Outre ces aides au monde des affaires, le Chancelier de l’Echiquier a également annoncé une série d’aides aux individus sous la forme d’un assouplissement fiscal : à compter de l’an prochain, les contribuables bénéficieront d’une exonération d’impôt sur le revenu jusqu’à 10 000 livres de revenus par an, tandis que les ménages seront aussi exonérés fiscalement pour la garde des enfants sous certaines conditions.  Le logement fait aussi figure de grand gagnant dans le nouveau budget : une enveloppe de 3,5 milliards de livres sera allouée pour encourager l’achat d’un logement.

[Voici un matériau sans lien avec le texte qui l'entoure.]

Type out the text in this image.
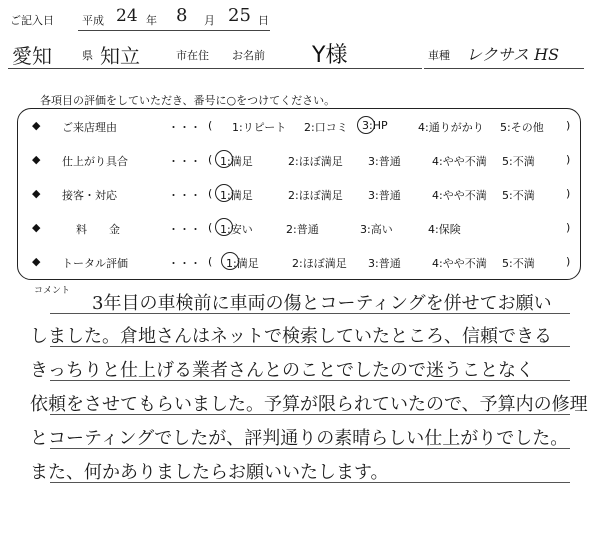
ご記入日	平成 24 年 8 月 25 日
愛知	県 知立	市在住 お名前 Y様	車種 レクサス HS
各項目の評価をしていただき、番号に○をつけてください。
◆ ご来店理由	・・・ ( 1:リピート 2:口コミ 3:HP	4:通りがかり 5:その他 )
◆ 仕上がり具合	・・・ ( 1:満足	2:ほぼ満足 3:普通	4:やや不満 5:不満	)
◆ 接客・対応	・・・ ( 1:満足	2:ほぼ満足 3:普通	4:やや不満 5:不満	)
◆	料　　金	・・・ ( 1:安い	2:普通	3:高い	4:保険	)
◆ トータル評価	・・・ ( 1:満足	2:ほぼ満足 3:普通	4:やや不満 5:不満	)
コメント
3年目の車検前に車両の傷とコーティングを併せてお願い
しました。倉地さんはネットで検索していたところ、信頼できる
きっちりと仕上げる業者さんとのことでしたので迷うことなく
依頼をさせてもらいました。予算が限られていたので、予算内の修理
とコーティングでしたが、評判通りの素晴らしい仕上がりでした。
また、何かありましたらお願いいたします。
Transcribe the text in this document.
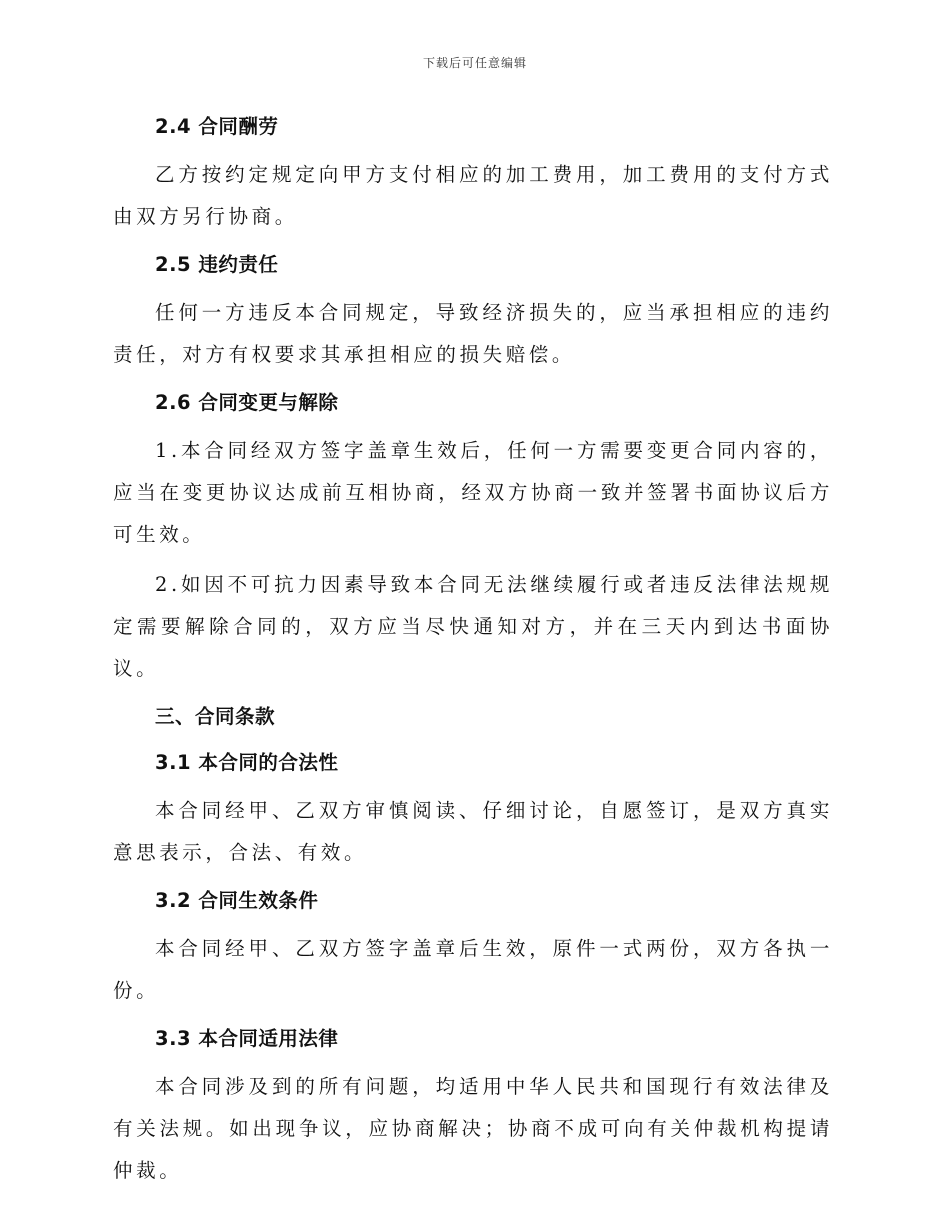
下载后可任意编辑
2.4 合同酬劳

乙方按约定规定向甲方支付相应的加工费用，加工费用的支付方式由双方另行协商。

2.5 违约责任

任何一方违反本合同规定，导致经济损失的，应当承担相应的违约责任，对方有权要求其承担相应的损失赔偿。

2.6 合同变更与解除

1.本合同经双方签字盖章生效后，任何一方需要变更合同内容的，应当在变更协议达成前互相协商，经双方协商一致并签署书面协议后方可生效。

2.如因不可抗力因素导致本合同无法继续履行或者违反法律法规规定需要解除合同的，双方应当尽快通知对方，并在三天内到达书面协议。

三、合同条款
3.1 本合同的合法性

本合同经甲、乙双方审慎阅读、仔细讨论，自愿签订，是双方真实意思表示，合法、有效。

3.2 合同生效条件

本合同经甲、乙双方签字盖章后生效，原件一式两份，双方各执一份。

3.3 本合同适用法律

本合同涉及到的所有问题，均适用中华人民共和国现行有效法律及有关法规。如出现争议，应协商解决；协商不成可向有关仲裁机构提请仲裁。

Modeste, le paquet de mesures reste largement contraint par un état des finances publiques toujours très préoccupant.

Principale orientation du gouvernement Cameron, la réduction du déficit et de la dette prendra ainsi beaucoup plus de temps que prévu : ainsi le ratio dette publique/PIB ne diminuera qu’à partir de 2017-2018,  soit deux ans plus tard que prévu, où il devra atteindre 84,8%. Quant au déficit, il devrait tomber cette année à 7,4%, puis 6,8% en 2013-2014, (6,1% prédits en décembre), 5,9% en 2014-2015 (5,2%) et 5% en 2015-2016 (4,2%). Les nouvelles perspectives de croissance établies par l’OBR, l’organisme de surveillance budgétaire indépendant, ont largement pesé sur ces chiffres : en 2013, le Royaume-Uni devrait connaître une croissance de 0,6%, comparé à +1,2% anticipée en décembre et à +1,8% en 2014.

 

Pour les années à venir, l’organisme indépendant a confirmé un PIB à +  2,3% en 2015, 2,7% en 2016 et 2,8% en 2017, des perspectives jugées encore trop optimistes par le BCC : « il paraît difficile d’envisager que le Royaume-Uni maintienne un niveau de croissance au-dessus des 2,5% » estime John Longworth.